Shelby Oaks is paranormal horror for the true crime generation
Admittedly, true crime isn't my thing. If anything, I largely go out of my way to avoid it. That having been said, I recognize that there is an appeal to it and, when done well, it can provide justice, cautionary tales, and a form of reality-based entertainment quite unlike anything else out there. That's part of what makes "Shelby Oaks" so unique and appealing to the right viewer. It takes on the disappearance at the center of it all through an investigative POV, just as any true crime documentary or dramatization would.
Yet, what's at the heart of the movie is decidedly, shall we say, not based on objectively real things.

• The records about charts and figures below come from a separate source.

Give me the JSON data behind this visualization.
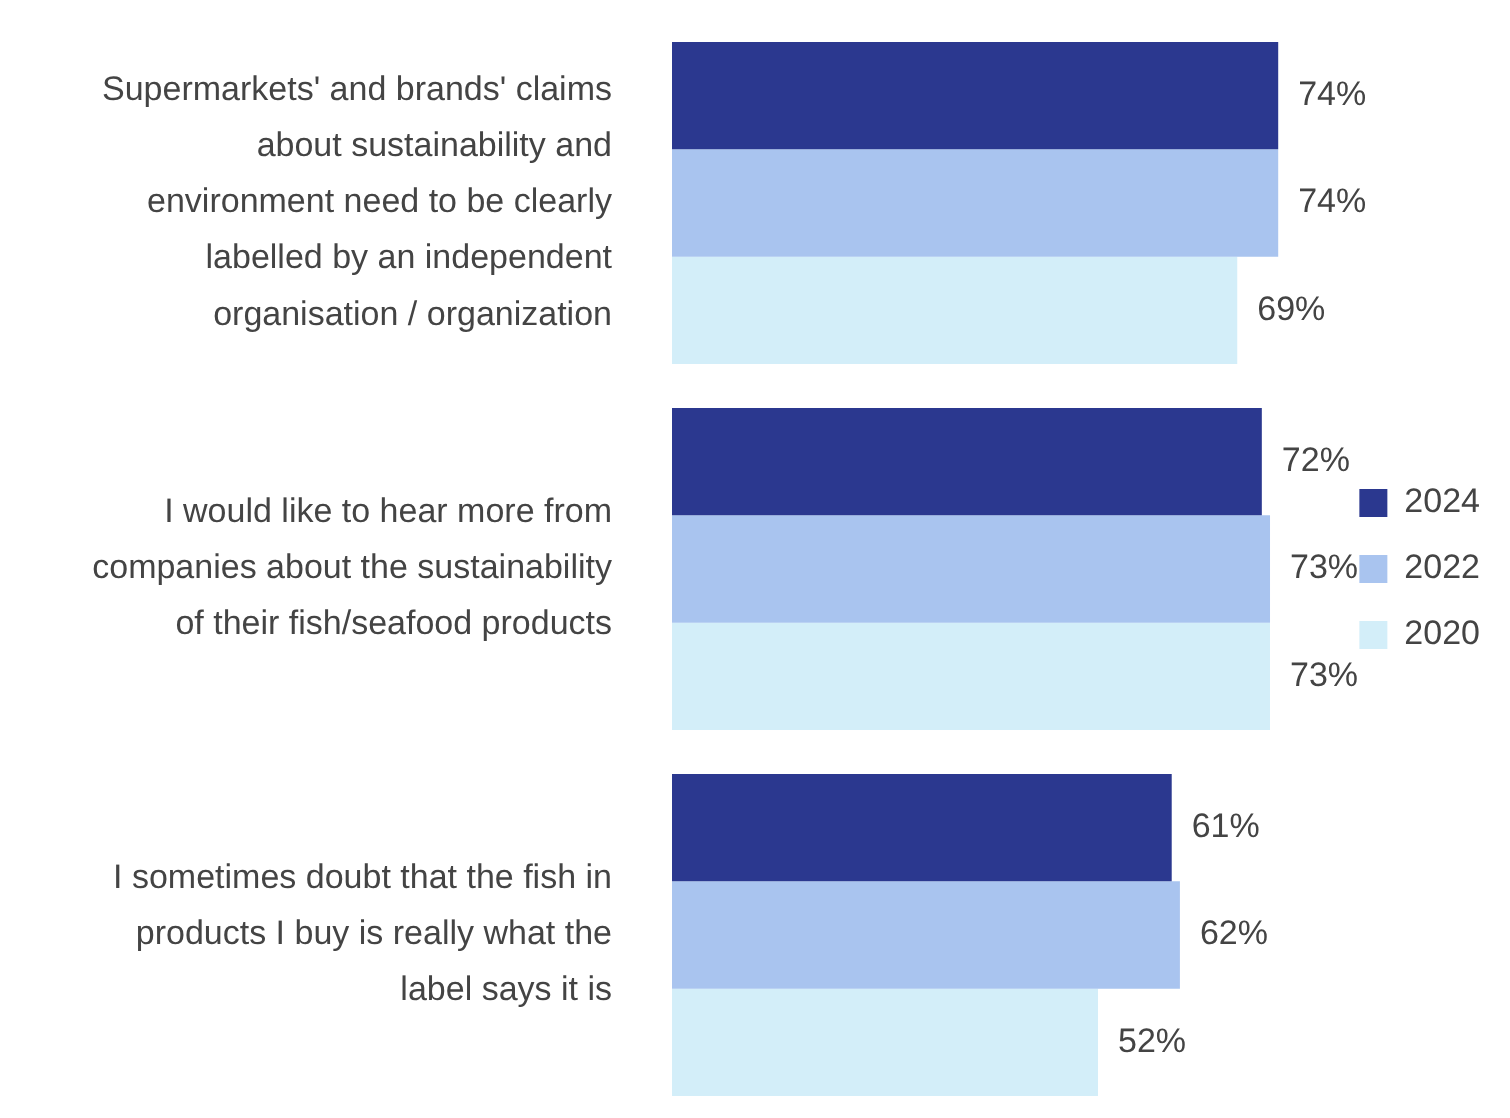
{
  "chart_data": {
    "type": "bar",
    "orientation": "horizontal",
    "categories": [
      "Supermarkets' and brands' claims about sustainability and environment need to be clearly labelled by an independent organisation / organization",
      "I would like to hear more from companies about the sustainability of their fish/seafood products",
      "I sometimes doubt that the fish in products I buy is really what the label says it is"
    ],
    "series": [
      {
        "name": "2024",
        "color": "#2b388f",
        "values": [
          74,
          72,
          61
        ],
        "value_labels": [
          "74%",
          "72%",
          "61%"
        ]
      },
      {
        "name": "2022",
        "color": "#a9c4ef",
        "values": [
          74,
          73,
          62
        ],
        "value_labels": [
          "74%",
          "73%",
          "62%"
        ]
      },
      {
        "name": "2020",
        "color": "#d3eef9",
        "values": [
          69,
          73,
          52
        ],
        "value_labels": [
          "69%",
          "73%",
          "52%"
        ]
      }
    ],
    "legend": "right",
    "tick_labels": "y"
  }
}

There's a supernatural layer to the proceedings. Even though the majority of true crime stories that take over in the popular zeitgeist aren't based in the metaphysical, there's a pretty healthy venn diagram of people who grew up watching "Ghost Hunters" and who also loved HBO's chronicle of Robert Durst, "The Jinx." The film plays out rather brilliantly in a way that scratches the middle of that very venn diagram.

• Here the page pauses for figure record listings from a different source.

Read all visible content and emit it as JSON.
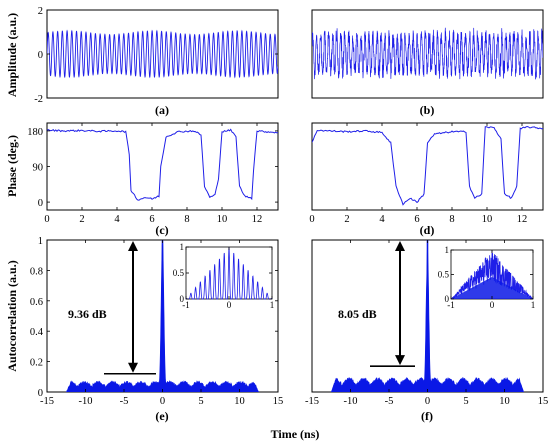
{
  "figure": {
    "ylabels": {
      "amplitude": "Amplitude (a.u.)",
      "phase": "Phase (deg.)",
      "autocorrelation": "Autocorrelation (a.u.)"
    },
    "xlabel": "Time (ns)",
    "panel_labels": [
      "(a)",
      "(b)",
      "(c)",
      "(d)",
      "(e)",
      "(f)"
    ],
    "annotations": {
      "e": "9.36 dB",
      "f": "8.05 dB"
    }
  },
  "colors": {
    "trace": "#1f1fe8",
    "fill": "#0a18e6",
    "axis": "#000000"
  },
  "chart_data": [
    {
      "panel": "a",
      "type": "line",
      "xlabel": "",
      "ylabel": "Amplitude (a.u.)",
      "xlim": [
        0,
        13.2
      ],
      "ylim": [
        -2,
        2
      ],
      "yticks": [
        -2,
        0,
        2
      ],
      "ytick_labels": [
        "-2",
        "0",
        "2"
      ],
      "xticks": [],
      "series": [
        {
          "shape": "periodic oscillation",
          "x_range": [
            0,
            13.2
          ],
          "amplitude": 1.05,
          "period": 0.27
        }
      ]
    },
    {
      "panel": "b",
      "type": "line",
      "xlabel": "",
      "ylabel": "",
      "xlim": [
        0,
        13.2
      ],
      "ylim": [
        -2,
        2
      ],
      "yticks": [],
      "xticks": [],
      "series": [
        {
          "shape": "noisy oscillation",
          "x_range": [
            0,
            13.2
          ],
          "amplitude": 1.0
        }
      ]
    },
    {
      "panel": "c",
      "type": "line",
      "xlabel": "",
      "ylabel": "Phase (deg.)",
      "xlim": [
        0,
        13.2
      ],
      "ylim": [
        -20,
        200
      ],
      "yticks": [
        0,
        90,
        180
      ],
      "ytick_labels": [
        "0",
        "90",
        "180"
      ],
      "xticks": [
        0,
        2,
        4,
        6,
        8,
        10,
        12
      ],
      "xtick_labels": [
        "0",
        "2",
        "4",
        "6",
        "8",
        "10",
        "12"
      ],
      "series": [
        {
          "x": [
            0,
            1,
            2,
            3,
            4,
            4.5,
            4.7,
            4.8,
            5.2,
            5.6,
            6.0,
            6.4,
            6.5,
            6.8,
            7.5,
            8.4,
            8.8,
            9.0,
            9.3,
            9.6,
            9.8,
            10.0,
            10.5,
            10.8,
            11.0,
            11.3,
            11.7,
            11.8,
            12.0,
            12.5,
            13.2
          ],
          "y": [
            182,
            180,
            181,
            179,
            180,
            178,
            120,
            30,
            5,
            12,
            8,
            15,
            90,
            165,
            178,
            180,
            170,
            40,
            12,
            18,
            60,
            178,
            182,
            165,
            40,
            15,
            10,
            80,
            180,
            178,
            176
          ]
        }
      ]
    },
    {
      "panel": "d",
      "type": "line",
      "xlabel": "",
      "ylabel": "",
      "xlim": [
        0,
        13.2
      ],
      "ylim": [
        -20,
        200
      ],
      "yticks": [],
      "xticks": [
        0,
        2,
        4,
        6,
        8,
        10,
        12
      ],
      "xtick_labels": [
        "0",
        "2",
        "4",
        "6",
        "8",
        "10",
        "12"
      ],
      "series": [
        {
          "x": [
            0,
            0.3,
            1,
            2,
            3,
            4,
            4.5,
            4.8,
            5.2,
            5.6,
            6.0,
            6.4,
            6.6,
            7.0,
            8.0,
            8.8,
            9.0,
            9.3,
            9.7,
            9.9,
            10.4,
            10.8,
            11.0,
            11.4,
            11.7,
            11.9,
            12.3,
            13.2
          ],
          "y": [
            150,
            182,
            180,
            178,
            180,
            176,
            150,
            40,
            -5,
            10,
            0,
            20,
            150,
            172,
            178,
            178,
            40,
            10,
            20,
            190,
            188,
            160,
            20,
            10,
            40,
            185,
            190,
            186
          ]
        }
      ]
    },
    {
      "panel": "e",
      "type": "area",
      "xlabel": "Time (ns)",
      "ylabel": "Autocorrelation (a.u.)",
      "xlim": [
        -15,
        15
      ],
      "ylim": [
        0,
        1
      ],
      "xticks": [
        -15,
        -10,
        -5,
        0,
        5,
        10,
        15
      ],
      "xtick_labels": [
        "-15",
        "-10",
        "-5",
        "0",
        "5",
        "10",
        "15"
      ],
      "yticks": [
        0,
        0.2,
        0.4,
        0.6,
        0.8,
        1
      ],
      "ytick_labels": [
        "0",
        "0.2",
        "0.4",
        "0.6",
        "0.8",
        "1"
      ],
      "series": [
        {
          "peak_x": 0,
          "peak_y": 1.0,
          "floor_level": 0.05,
          "x_range": [
            -12.5,
            12.5
          ]
        }
      ],
      "annotation": {
        "text": "9.36 dB",
        "arrow_from": 0.12,
        "arrow_to": 1.0,
        "marker_y": 0.12
      },
      "inset": {
        "xlim": [
          -1,
          1
        ],
        "ylim": [
          0,
          1
        ],
        "xticks": [
          -1,
          0,
          1
        ],
        "yticks": [
          0,
          0.5,
          1
        ],
        "xtick_labels": [
          "-1",
          "0",
          "1"
        ],
        "ytick_labels": [
          "0",
          "0.5",
          "1"
        ],
        "shape": "comb"
      }
    },
    {
      "panel": "f",
      "type": "area",
      "xlabel": "",
      "ylabel": "",
      "xlim": [
        -15,
        15
      ],
      "ylim": [
        0,
        1
      ],
      "xticks": [
        -15,
        -10,
        -5,
        0,
        5,
        10,
        15
      ],
      "xtick_labels": [
        "-15",
        "-10",
        "-5",
        "0",
        "5",
        "10",
        "15"
      ],
      "yticks": [],
      "series": [
        {
          "peak_x": 0,
          "peak_y": 1.0,
          "floor_level": 0.07,
          "x_range": [
            -12.5,
            12.5
          ]
        }
      ],
      "annotation": {
        "text": "8.05 dB",
        "arrow_from": 0.17,
        "arrow_to": 1.0,
        "marker_y": 0.17
      },
      "inset": {
        "xlim": [
          -1,
          1
        ],
        "ylim": [
          0,
          1
        ],
        "xticks": [
          -1,
          0,
          1
        ],
        "yticks": [
          0,
          0.5,
          1
        ],
        "xtick_labels": [
          "-1",
          "0",
          "1"
        ],
        "ytick_labels": [
          "0",
          "0.5",
          "1"
        ],
        "shape": "noisy"
      }
    }
  ]
}
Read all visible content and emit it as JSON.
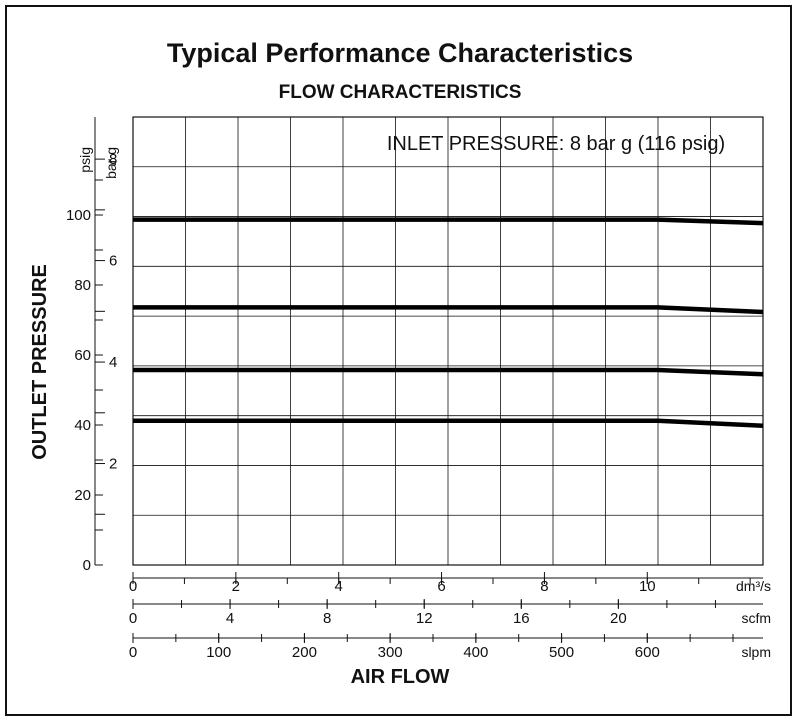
{
  "chart_data": {
    "type": "line",
    "title": "Typical Performance Characteristics",
    "subtitle": "FLOW CHARACTERISTICS",
    "annotation": "INLET PRESSURE: 8 bar g (116 psig)",
    "ylabel": "OUTLET PRESSURE",
    "xlabel": "AIR FLOW",
    "y_axes": [
      {
        "unit": "psig",
        "ticks": [
          "0",
          "20",
          "40",
          "60",
          "80",
          "100"
        ],
        "ylim": [
          0,
          128
        ]
      },
      {
        "unit": "bar g",
        "ticks": [
          "2",
          "4",
          "6",
          "8"
        ],
        "ylim": [
          0,
          8.83
        ]
      }
    ],
    "x_axes": [
      {
        "unit": "dm³/s",
        "ticks": [
          "0",
          "2",
          "4",
          "6",
          "8",
          "10"
        ],
        "xlim": [
          0,
          12.25
        ]
      },
      {
        "unit": "scfm",
        "ticks": [
          "0",
          "4",
          "8",
          "12",
          "16",
          "20"
        ],
        "xlim": [
          0,
          25.96
        ]
      },
      {
        "unit": "slpm",
        "ticks": [
          "0",
          "100",
          "200",
          "300",
          "400",
          "500",
          "600"
        ],
        "xlim": [
          0,
          735
        ]
      }
    ],
    "grid": true,
    "series": [
      {
        "x": [
          0,
          10.2,
          12.25
        ],
        "y": [
          98.7,
          98.7,
          97.7
        ]
      },
      {
        "x": [
          0,
          10.2,
          12.25
        ],
        "y": [
          73.6,
          73.6,
          72.3
        ]
      },
      {
        "x": [
          0,
          10.2,
          12.25
        ],
        "y": [
          55.7,
          55.7,
          54.5
        ]
      },
      {
        "x": [
          0,
          10.2,
          12.25
        ],
        "y": [
          41.2,
          41.2,
          39.8
        ]
      }
    ]
  }
}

My fiance watches an enormous amount of true crime. It fills her various streaming feeds constantly. While I was watching the movie one of my overarching, pervasive thoughts was, "She's gonna love this." Stuckman's movie may have started, somewhat humbly, with a very successful Kickstarter campaign. But there's a reason NEON picked it up. There's a reason they infused a lot of money into the project. There's a reason it's getting a big theatrical release. There's a huge audience for it. Not just the horror faithful but, more specifically, the true crime devotees. Be it a happy accident or a stroke of genius, Stuckmann has tapped into something very specific here.
"Shelby Oaks" hits theaters on October 24, 2025.